Abstract

The pandemic returned me to photography. It heightened my awareness of movement. In common with many others, during lockdown, I took to walking, increasingly, in my case, with camera in hand. When lockdown lifted, it was Paris that I was drawn to. In a city such as Paris, one of the consequences of the pandemic was a re-enchantment of public spaces.
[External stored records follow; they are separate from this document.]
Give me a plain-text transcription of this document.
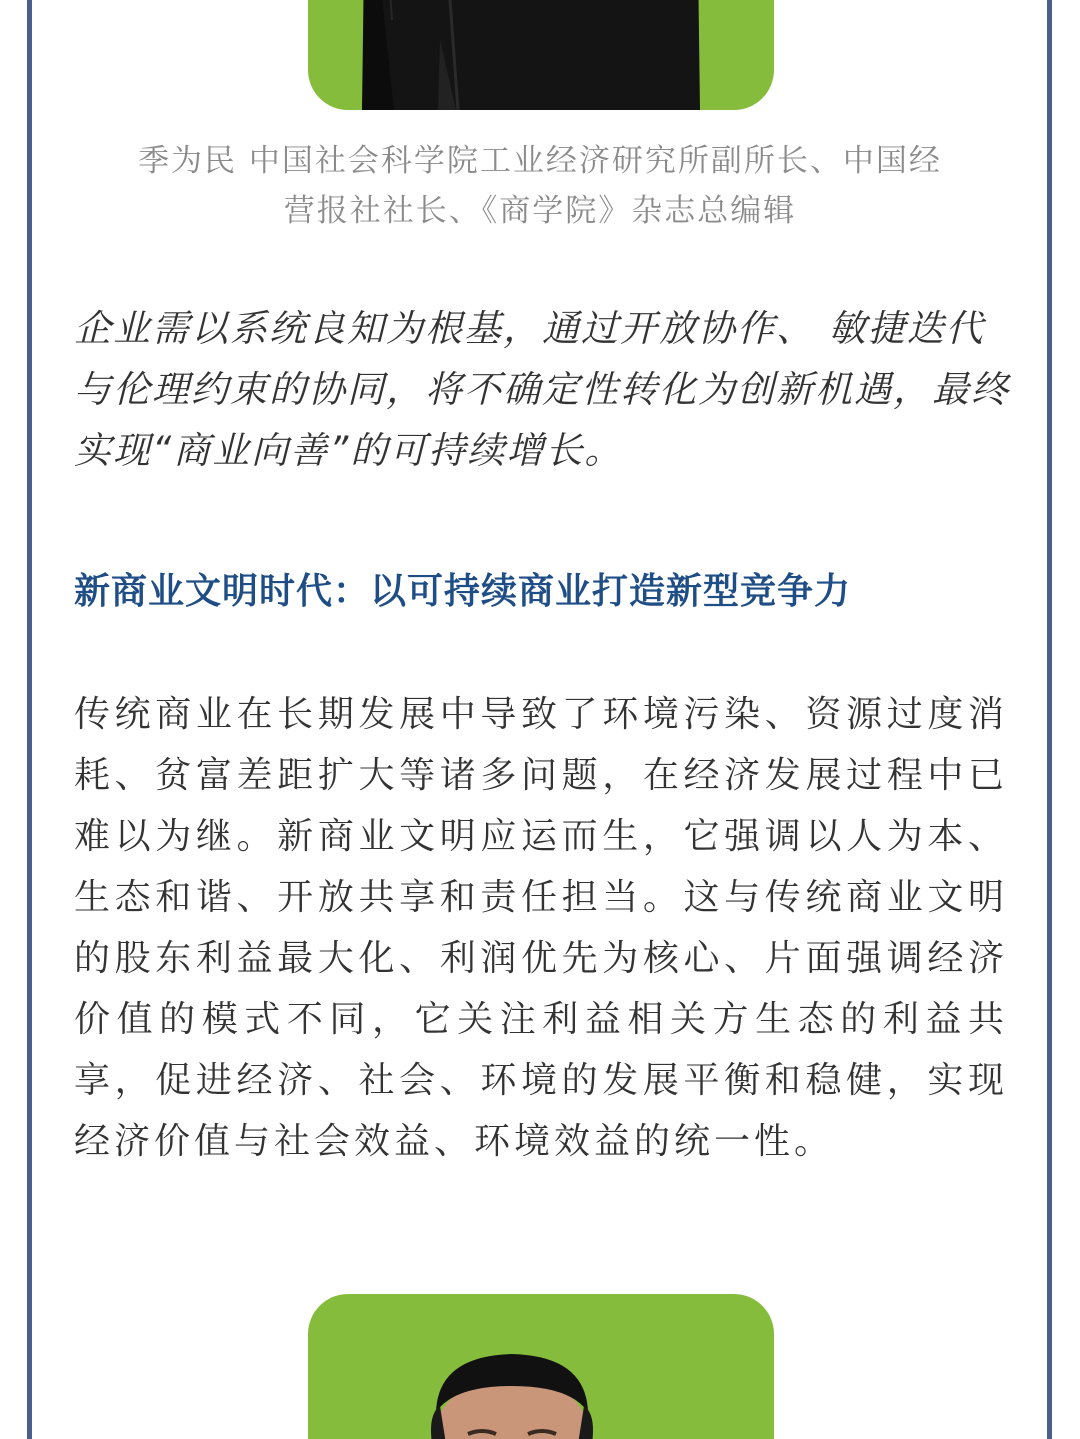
季为民 中国社会科学院工业经济研究所副所长、中国经
营报社社长、《商学院》杂志总编辑
企业需以系统良知为根基，通过开放协作、 敏捷迭代与伦理约束的协同，将不确定性转化为创新机遇，最终实现“商业向善”的可持续增长。
新商业文明时代：以可持续商业打造新型竞争力
传统商业在长期发展中导致了环境污染、资源过度消耗、贫富差距扩大等诸多问题，在经济发展过程中已难以为继。新商业文明应运而生，它强调以人为本、生态和谐、开放共享和责任担当。这与传统商业文明的股东利益最大化、利润优先为核心、片面强调经济价值的模式不同，它关注利益相关方生态的利益共享，促进经济、社会、环境的发展平衡和稳健，实现经济价值与社会效益、环境效益的统一性。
If the lockdown prevented indoor encounters, the public park became a scene of meeting. A sharing of light and shadow. no longer not yet is a response to my encounter with the chairs as I walked in the parks: empty, clustered together in pairs and groups, abandoned at random or carefully arranged, they came to seem like the ghostly traces of a series of meetings that I was either too late or too early to witness. These chairs marked the dehiscence of the present moment; the no longer and the not yet. Who sat here? Who will sit here? Why? What desires filled the empty spaces? The chair is both open and indifferent to such questions, even as they in turn become the prompt to a desire for narratives that might give form to these hauntological meetings. Between documentation and imagination. The photographs and text here are mine, although there are traces of the voices of others, just as there are traces of meeting. The photograph shadows forth that which is no longer there. It produces ghosts, even if they cannot be seen or heard within the frame. The clusterings of words and images gathering here are part of a sequence continuing.